Astronomers have discovered some of the smallest galaxies known to host massive black holes, findings which may reveal how such regions of space exhibiting ultrahigh gravitational force — that even light cannot escape from — formed in the early universe.
The study, published in the Astrophysical Journal, found 13 massive black holes, about 4,00,000 times as heavy as the Sun, in dwarf galaxies which are more than 100 times smaller than our own Milky Way.
According to the researchers, including those from Montana State University in the U.S., these galaxies are situated so far away that light from the Earth would take less than a billion years to reach them.

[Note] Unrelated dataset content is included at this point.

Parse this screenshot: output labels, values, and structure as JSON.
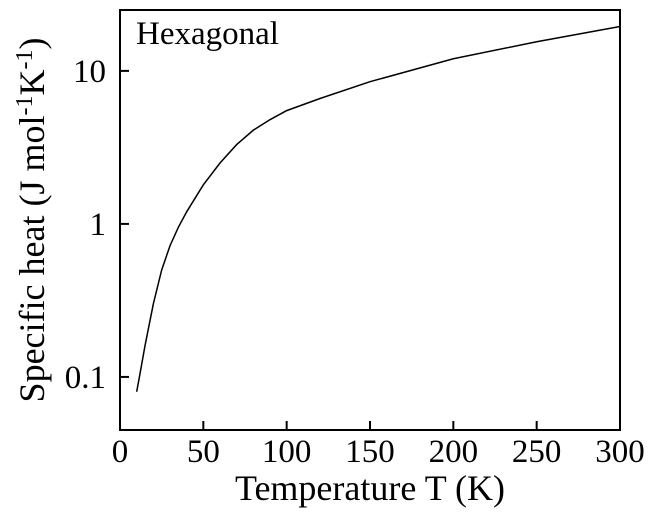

“We hope that studying them and their galaxies will give us insights into how similar black holes in the early universe formed and then grew, through galactic mergers over billions of years, producing the supermassive black holes we see in larger galaxies today, with masses of many millions or billions of times that of the Sun,” said study co-author Amy Reines of Montana State University.
The scientists used the Very Large Array (VLA), a radio astronomy observatory located in central New Mexico in the U.S., to make the discovery.
Previously in 2011, Reines and her colleagues used VLA to discover the first massive black hole in a dwarf starburst galaxy in 2011.
Following this finding, the scientists started by choosing a sample of galaxies from the NASA-Sloan Atlas — a catalog of galaxies made with visible-light telescopes.
They selected galaxies with stars totalling less than 3 billion times the mass of the Sun.
From this pool of galaxies, they picked ones which appeared in the National Radio Astronomy Observatory’s Faint Images of the Radio Sky at Twenty centimeters (FIRST) survey — an astronomical survey of the skies above the Earth’s Northern Hemisphere made using the VLA between 1993 and 2011.
The scientists then made more sensitive, high-resolution images of 111 of the selected galaxies.
“The new VLA observations revealed that 13 of these galaxies have strong evidence for a massive black hole that is actively consuming surrounding material. We were very surprised to find that, in roughly half of those 13 galaxies, the black hole is not at the center of the galaxy, unlike the case in larger galaxies,” Reines said.
Based on the findings, the astronomers suggested that the galaxies may have merged with others earlier in their history.
They found this inference to be consistent with computer simulations predicting that roughly half of the massive black holes in dwarf galaxies were found wandering in the outskirts of their galaxies.
“This work has taught us that we must broaden our searches for massive black holes in dwarf galaxies beyond their centers to get a more complete understanding of the population and learn what mechanisms helped form the first massive black holes in the early universe,” Reines said.